Everything started in Scottish soil and the momentum continues. That fateful evening at Hampden marked merely Luis de la Fuente's second as Spain's manager; many believed it might prove to be his final assignment. Although a pair of Scott McTominay goals defeating the Spanish national team, whereas almost all spectators anticipated his spell would be short-lived, the coach talked about a pathway emerging - and interestingly, the manager previously criticized of being unrealistic turned out correct.
Three years and later, Spain advanced to within touching distance of global football participation, while simultaneously achieving their twenty-ninth consecutive official game unbeaten, equaling the legendary record.
During an evening when the Barcelona midfielder featured and Mikel Merino created the decisive impact, Spain defeated Bulgaria four-nil to accumulate a perfect dozen from 12 in World Cup qualification, nearing advancement. The Gunners' midfielder and sometime forward scored the opening two goals and might have earned his second hat-trick in three Spain appearances but when fouled in the closing minute, he generously handed the spot-kick to Mikel Oyarzabal instead.
Therefore it was the Real Sociedad striker, scorer of the winning goal in the Euro 2024 showpiece, who maintained the remarkable sequence, equaling what Vicente del Bosque's golden generation achieved between 2010 and 2013.
Now, readers may have observed the asterisk, and rightly so. While FIFA might not classify it as a loss, during this remarkable run Spain did lose once – seven-five on penalties to Portugal in the continental tournament final back in June. However officially at least, this present team has matched that historic team against which all Spanish national teams are measured.
Win in Georgia in a month and the achievement will be theirs alone. En route they captured the Nations League in 2023, the European Championships in 2024 and advanced to a Nations League final in 2025; they approach 2026 ranked No. 1, among the favorites once more, reminiscent of previous eras.
The match represented "only" versus Bulgaria, admittedly, similar to previous encounters against Georgia, Bulgaria, and Turkey but that's four wins from four, aggregate score fifteen-zero. There were two instances immediately after the Spanish team scored their first two goals – the third being an self-inflicted – but eventually their rivals had not been permitted a solitary shot on target.
The total count showed: 33-3, Spain clearly playing as Spain. Bulgaria's coach had confessed the sole objective his team could have was to resist as long as possible. Ultimately, that defensive effort lasted 33 minutes, and Merino's header constituted Spain's 18th attempt on target by that point.
This performance was about the entire team, but at the heart of it was Pedri, everywhere and elusive simultaneously: everywhere for Spain, nowhere for Bulgaria, incapable to track him as he flitted through their defense. He completed one hundred and one passes by the time he was withdrawn to a standing ovation on 66 minutes, and his were the moments of utmost subtlety, the most exquisite touches and the most incisive too.
When the José Zorrilla sang his name midway the first half, he had just slipped unnoticed into the area once more, dinking his shot over Svetoslav Vutsov and onto the crossbar, but it was not just that. He had previously lifted a gorgeous pass into Álex Baena to volley wide and delivered an additional pass from which Baena was denied.
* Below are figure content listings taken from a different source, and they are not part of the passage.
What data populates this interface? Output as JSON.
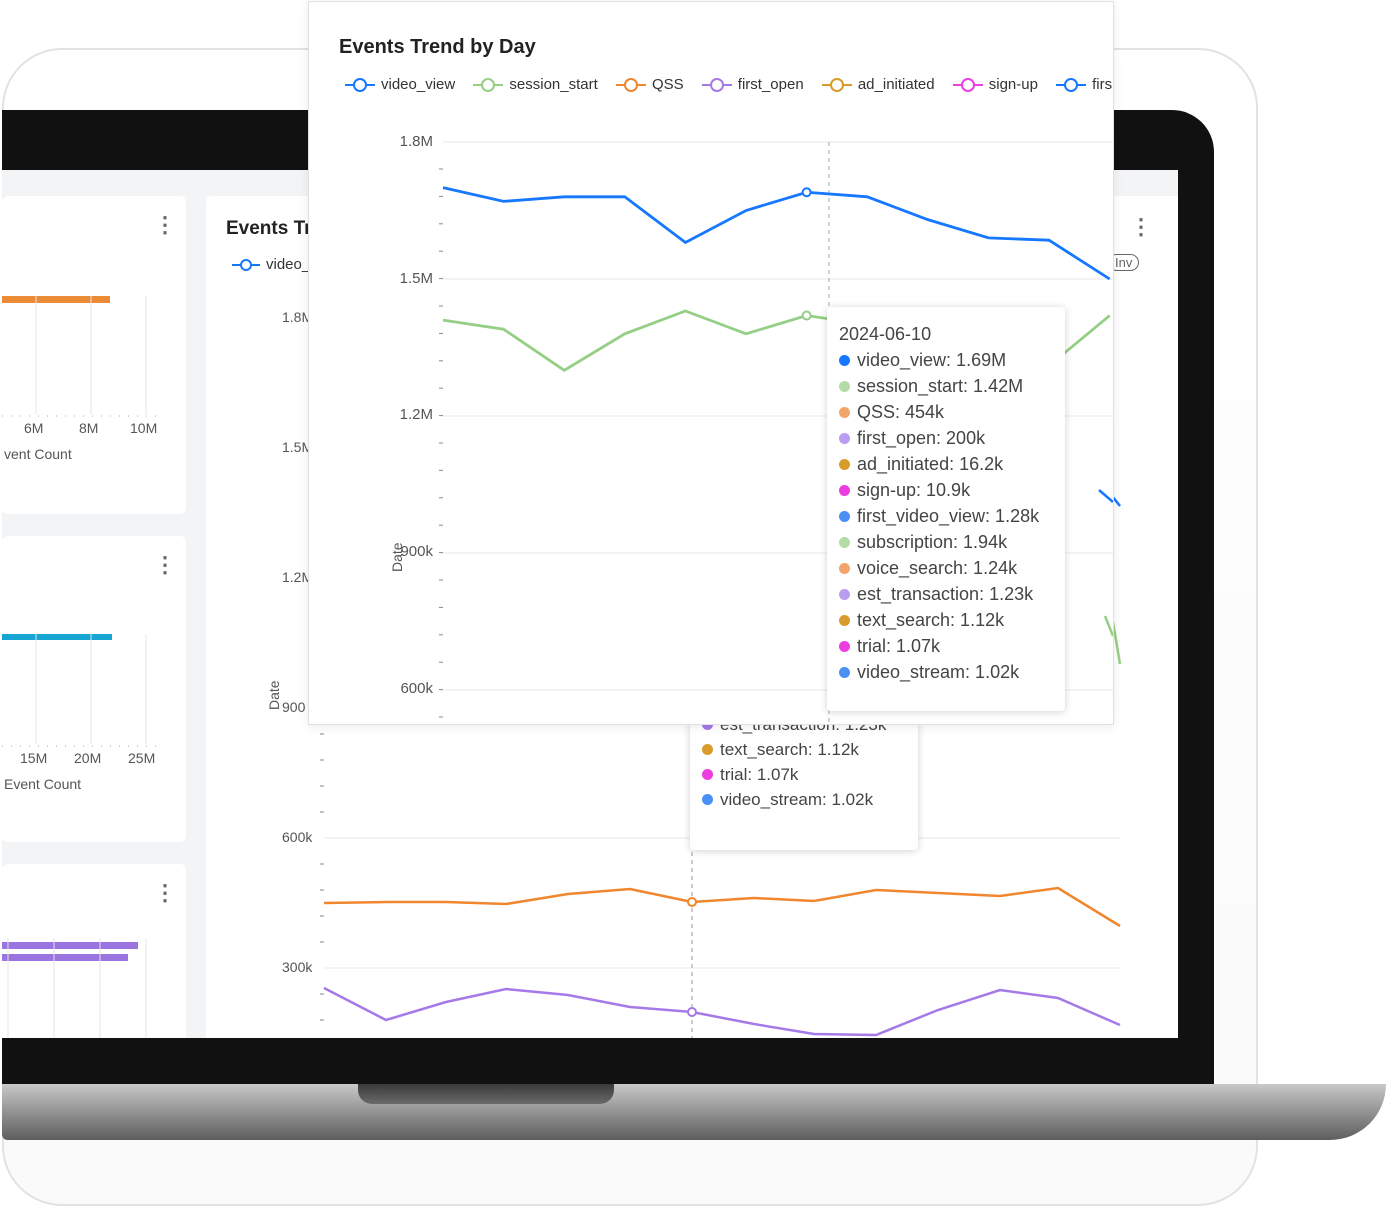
{
  "colors": {
    "video_view": "#1677ff",
    "session_start": "#95cf85",
    "qss": "#f0862e",
    "first_open": "#a57ae8",
    "ad_initiated": "#d89b2c",
    "sign_up": "#ec3ee0"
  },
  "left_cards": [
    {
      "ticks": [
        "6M",
        "8M",
        "10M"
      ],
      "axis_title": "vent Count",
      "bar_color": "#ec8b35"
    },
    {
      "ticks": [
        "15M",
        "20M",
        "25M"
      ],
      "axis_title": "Event Count",
      "bar_color": "#17a5d4"
    },
    {
      "ticks": [],
      "axis_title": "",
      "bar_color": "#9a74e0"
    }
  ],
  "background_chart": {
    "title_fragment": "Events Tr",
    "legend_fragment": "video_",
    "y_ticks": [
      "1.8M",
      "1.5M",
      "1.2M",
      "900",
      "600k",
      "300k"
    ],
    "y_axis_title": "Date",
    "badge": "Inv",
    "tooltip_rows": [
      {
        "label": "voice_search: 1.24k",
        "color": "#f0862e"
      },
      {
        "label": "est_transaction: 1.23k",
        "color": "#a57ae8"
      },
      {
        "label": "text_search: 1.12k",
        "color": "#d89b2c"
      },
      {
        "label": "trial: 1.07k",
        "color": "#ec3ee0"
      },
      {
        "label": "video_stream: 1.02k",
        "color": "#1677ff"
      }
    ]
  },
  "chart_data": {
    "type": "line",
    "title": "Events Trend by Day",
    "legend": [
      "video_view",
      "session_start",
      "QSS",
      "first_open",
      "ad_initiated",
      "sign-up",
      "firs"
    ],
    "y_ticks": [
      "1.8M",
      "1.5M",
      "1.2M",
      "900k",
      "600k"
    ],
    "ylim": [
      600000,
      1800000
    ],
    "ylabel": "Date",
    "highlight_date": "2024-06-10",
    "series": [
      {
        "name": "video_view",
        "values": [
          1700000.0,
          1670000.0,
          1680000.0,
          1680000.0,
          1580000.0,
          1650000.0,
          1690000.0,
          1680000.0,
          1630000.0,
          1590000.0,
          1585000.0,
          1500000.0
        ]
      },
      {
        "name": "session_start",
        "values": [
          1410000.0,
          1390000.0,
          1300000.0,
          1380000.0,
          1430000.0,
          1380000.0,
          1420000.0,
          1400000.0,
          1370000.0,
          1330000.0,
          1310000.0,
          1420000.0
        ]
      }
    ],
    "tooltip": {
      "date": "2024-06-10",
      "rows": [
        {
          "label": "video_view: 1.69M",
          "color": "#1677ff"
        },
        {
          "label": "session_start: 1.42M",
          "color": "#b3dca7"
        },
        {
          "label": "QSS: 454k",
          "color": "#f3a46a"
        },
        {
          "label": "first_open: 200k",
          "color": "#b99df0"
        },
        {
          "label": "ad_initiated: 16.2k",
          "color": "#d89b2c"
        },
        {
          "label": "sign-up: 10.9k",
          "color": "#ec3ee0"
        },
        {
          "label": "first_video_view: 1.28k",
          "color": "#4a8ff5"
        },
        {
          "label": "subscription: 1.94k",
          "color": "#b3dca7"
        },
        {
          "label": "voice_search: 1.24k",
          "color": "#f3a46a"
        },
        {
          "label": "est_transaction: 1.23k",
          "color": "#b99df0"
        },
        {
          "label": "text_search: 1.12k",
          "color": "#d89b2c"
        },
        {
          "label": "trial: 1.07k",
          "color": "#ec3ee0"
        },
        {
          "label": "video_stream: 1.02k",
          "color": "#4a8ff5"
        }
      ]
    }
  }
}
An cleverly weighted pass had created opportunity for Samu Aghehowa up for what should have been the first goal, and a precise pass saw Oyarzabal mishit his attempt. He got a opportunity of his own only to fail to find a proper contact, volleying wide.
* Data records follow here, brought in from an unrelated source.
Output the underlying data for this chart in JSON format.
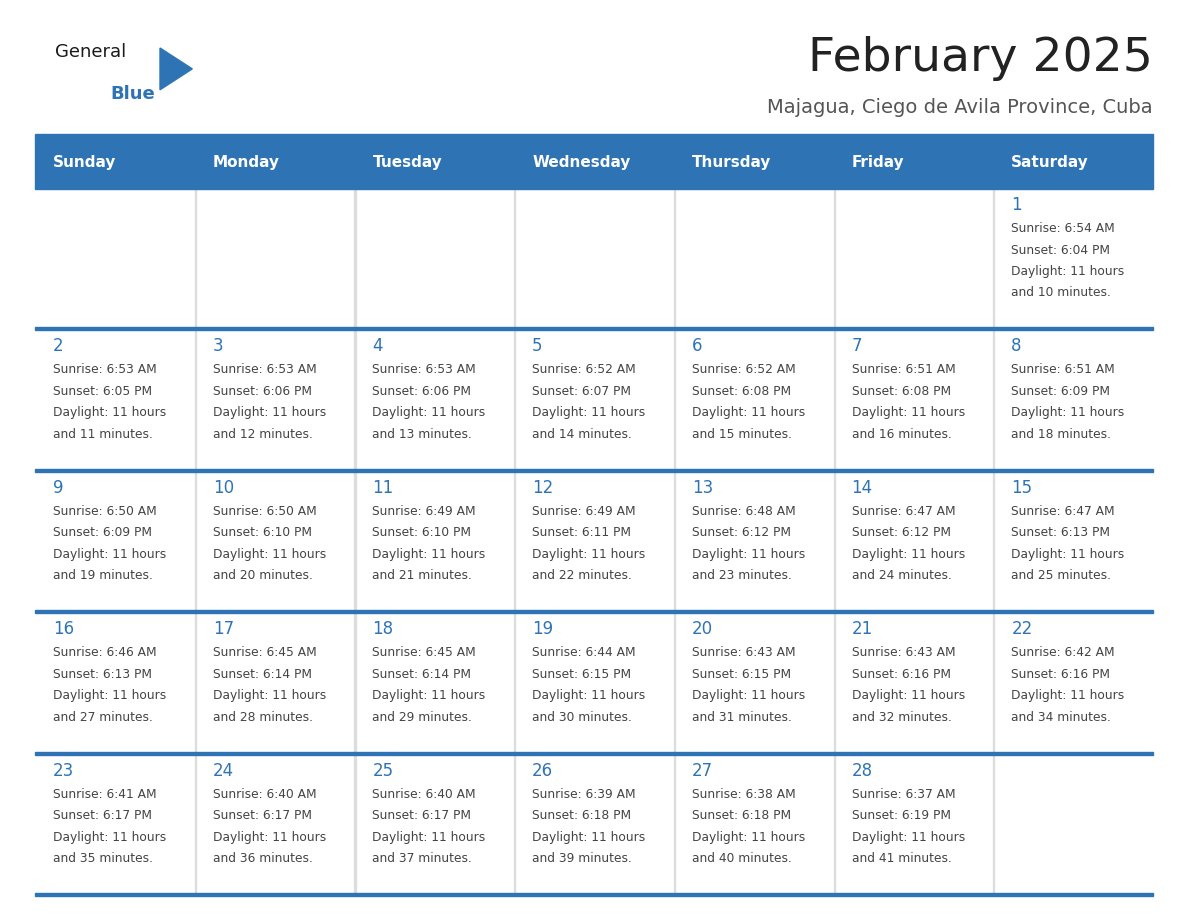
{
  "title": "February 2025",
  "subtitle": "Majagua, Ciego de Avila Province, Cuba",
  "header_bg": "#2E74B5",
  "header_text_color": "#FFFFFF",
  "cell_bg": "#FFFFFF",
  "row_alt_bg": "#F2F2F2",
  "day_names": [
    "Sunday",
    "Monday",
    "Tuesday",
    "Wednesday",
    "Thursday",
    "Friday",
    "Saturday"
  ],
  "title_color": "#222222",
  "subtitle_color": "#555555",
  "day_number_color": "#2E74B5",
  "cell_text_color": "#444444",
  "divider_color": "#2E74B5",
  "logo_general_color": "#1a1a1a",
  "logo_blue_color": "#2E74B5",
  "calendar_data": [
    [
      null,
      null,
      null,
      null,
      null,
      null,
      {
        "day": 1,
        "sunrise": "6:54 AM",
        "sunset": "6:04 PM",
        "daylight_line1": "Daylight: 11 hours",
        "daylight_line2": "and 10 minutes."
      }
    ],
    [
      {
        "day": 2,
        "sunrise": "6:53 AM",
        "sunset": "6:05 PM",
        "daylight_line1": "Daylight: 11 hours",
        "daylight_line2": "and 11 minutes."
      },
      {
        "day": 3,
        "sunrise": "6:53 AM",
        "sunset": "6:06 PM",
        "daylight_line1": "Daylight: 11 hours",
        "daylight_line2": "and 12 minutes."
      },
      {
        "day": 4,
        "sunrise": "6:53 AM",
        "sunset": "6:06 PM",
        "daylight_line1": "Daylight: 11 hours",
        "daylight_line2": "and 13 minutes."
      },
      {
        "day": 5,
        "sunrise": "6:52 AM",
        "sunset": "6:07 PM",
        "daylight_line1": "Daylight: 11 hours",
        "daylight_line2": "and 14 minutes."
      },
      {
        "day": 6,
        "sunrise": "6:52 AM",
        "sunset": "6:08 PM",
        "daylight_line1": "Daylight: 11 hours",
        "daylight_line2": "and 15 minutes."
      },
      {
        "day": 7,
        "sunrise": "6:51 AM",
        "sunset": "6:08 PM",
        "daylight_line1": "Daylight: 11 hours",
        "daylight_line2": "and 16 minutes."
      },
      {
        "day": 8,
        "sunrise": "6:51 AM",
        "sunset": "6:09 PM",
        "daylight_line1": "Daylight: 11 hours",
        "daylight_line2": "and 18 minutes."
      }
    ],
    [
      {
        "day": 9,
        "sunrise": "6:50 AM",
        "sunset": "6:09 PM",
        "daylight_line1": "Daylight: 11 hours",
        "daylight_line2": "and 19 minutes."
      },
      {
        "day": 10,
        "sunrise": "6:50 AM",
        "sunset": "6:10 PM",
        "daylight_line1": "Daylight: 11 hours",
        "daylight_line2": "and 20 minutes."
      },
      {
        "day": 11,
        "sunrise": "6:49 AM",
        "sunset": "6:10 PM",
        "daylight_line1": "Daylight: 11 hours",
        "daylight_line2": "and 21 minutes."
      },
      {
        "day": 12,
        "sunrise": "6:49 AM",
        "sunset": "6:11 PM",
        "daylight_line1": "Daylight: 11 hours",
        "daylight_line2": "and 22 minutes."
      },
      {
        "day": 13,
        "sunrise": "6:48 AM",
        "sunset": "6:12 PM",
        "daylight_line1": "Daylight: 11 hours",
        "daylight_line2": "and 23 minutes."
      },
      {
        "day": 14,
        "sunrise": "6:47 AM",
        "sunset": "6:12 PM",
        "daylight_line1": "Daylight: 11 hours",
        "daylight_line2": "and 24 minutes."
      },
      {
        "day": 15,
        "sunrise": "6:47 AM",
        "sunset": "6:13 PM",
        "daylight_line1": "Daylight: 11 hours",
        "daylight_line2": "and 25 minutes."
      }
    ],
    [
      {
        "day": 16,
        "sunrise": "6:46 AM",
        "sunset": "6:13 PM",
        "daylight_line1": "Daylight: 11 hours",
        "daylight_line2": "and 27 minutes."
      },
      {
        "day": 17,
        "sunrise": "6:45 AM",
        "sunset": "6:14 PM",
        "daylight_line1": "Daylight: 11 hours",
        "daylight_line2": "and 28 minutes."
      },
      {
        "day": 18,
        "sunrise": "6:45 AM",
        "sunset": "6:14 PM",
        "daylight_line1": "Daylight: 11 hours",
        "daylight_line2": "and 29 minutes."
      },
      {
        "day": 19,
        "sunrise": "6:44 AM",
        "sunset": "6:15 PM",
        "daylight_line1": "Daylight: 11 hours",
        "daylight_line2": "and 30 minutes."
      },
      {
        "day": 20,
        "sunrise": "6:43 AM",
        "sunset": "6:15 PM",
        "daylight_line1": "Daylight: 11 hours",
        "daylight_line2": "and 31 minutes."
      },
      {
        "day": 21,
        "sunrise": "6:43 AM",
        "sunset": "6:16 PM",
        "daylight_line1": "Daylight: 11 hours",
        "daylight_line2": "and 32 minutes."
      },
      {
        "day": 22,
        "sunrise": "6:42 AM",
        "sunset": "6:16 PM",
        "daylight_line1": "Daylight: 11 hours",
        "daylight_line2": "and 34 minutes."
      }
    ],
    [
      {
        "day": 23,
        "sunrise": "6:41 AM",
        "sunset": "6:17 PM",
        "daylight_line1": "Daylight: 11 hours",
        "daylight_line2": "and 35 minutes."
      },
      {
        "day": 24,
        "sunrise": "6:40 AM",
        "sunset": "6:17 PM",
        "daylight_line1": "Daylight: 11 hours",
        "daylight_line2": "and 36 minutes."
      },
      {
        "day": 25,
        "sunrise": "6:40 AM",
        "sunset": "6:17 PM",
        "daylight_line1": "Daylight: 11 hours",
        "daylight_line2": "and 37 minutes."
      },
      {
        "day": 26,
        "sunrise": "6:39 AM",
        "sunset": "6:18 PM",
        "daylight_line1": "Daylight: 11 hours",
        "daylight_line2": "and 39 minutes."
      },
      {
        "day": 27,
        "sunrise": "6:38 AM",
        "sunset": "6:18 PM",
        "daylight_line1": "Daylight: 11 hours",
        "daylight_line2": "and 40 minutes."
      },
      {
        "day": 28,
        "sunrise": "6:37 AM",
        "sunset": "6:19 PM",
        "daylight_line1": "Daylight: 11 hours",
        "daylight_line2": "and 41 minutes."
      },
      null
    ]
  ]
}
But then, almost immediately after, he delivered another ball in. This time Robin Le Normand nodded across and Merino directed in. Spain, who had eighty-eight percent of the possession, now had the lead. The positioning chart appeared like they had exhausted supply of spray paint midway through and a moment later Aghehowa could have made it two-nil.
But then in part it's the uncertainty, even the unfairness, that makes football great. And the first time Bulgaria got into Spain's half they could have leveled the score, Kiril Despodov suddenly breaking away and hitting the side-netting.
Introduced for Aghehowa at the break, Borja Iglesias had three opportunities in as many minutes before Merino scored again. The delivery from the left was superb from Álex Grimaldo and there, leaping above all defenders, was Merino to power the header down and dash off to do laps around the corner flag.
Similar to their reaction after the opener, Bulgaria survived once more, Despodov played through and putting his and their second shot wide and nevertheless the initial instance the visitors had a shot on target it was at the incorrect goal, Atanas Chernev deflecting into his team's goal. Yet it was not completely done, Merino kicked in the legs and allowing to let Oyarzabal blast in the 99th goal of De la Fuente's ongoing reign.